Hair of the dog? That's so last Sunday.
Just in time for the weekend, a study has been published that suggests a potential hangover remedy in the form of a pill.
The latest issue of Nature Nanotechnology, a peer-reviewed journal, includes a paper written by a University of California, Los Angeles professor of chemical and biomolecular engineering who paired together enzymes that have a similar effect as liver cells.
Professor Yunfeng Lu and his research team placed alcohol oxidase and catalase enzymes in a miniscule capsule whose polymer wall was a mere nanometre thick (a billionth of a metre), allowing it to enter the alcohol molecule in tact. This, in turn, helped oxidize and remove alcohol from the body.

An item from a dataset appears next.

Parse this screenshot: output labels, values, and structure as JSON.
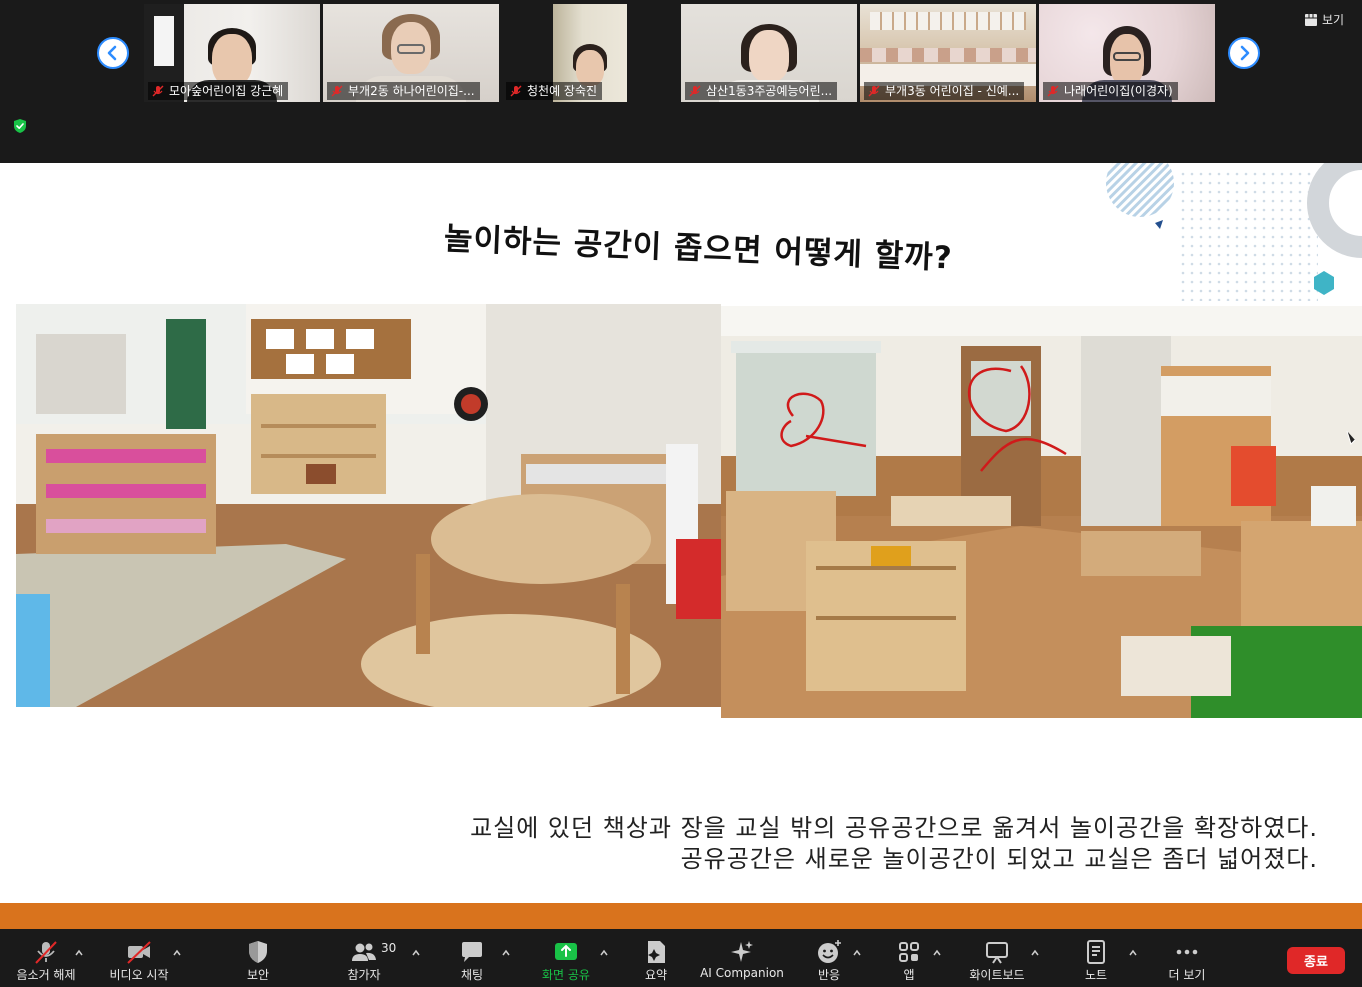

Worth noting here: The bodies tested were drunk mice, not university freshmen. Furthermore, the capsules were injected, not swallowed.
But at least the results sound more measurable than, say, a tall glass of coconut water or a plate of asparagus.
"Blood alcohol levels of the antidote test group were 15.8 per cent lower than the control group after 45 minutes, 26.1 per cent lower after 90 minutes and 34.7 per cent lower after three hours," according to Science Daily.
A video posted on Slate explains the study in the asinine tone of an infomercial. Whoever created the visual for the drunk mice probably went home to six-pack.
Indeed, the market for a pill-sized hangover cure would be huge. Granted, people will always be better off controlling their alcohol consumption than getting boozed up and making bad decisions. Because while the pill might aide the body, it can't do a thing for poor judgment.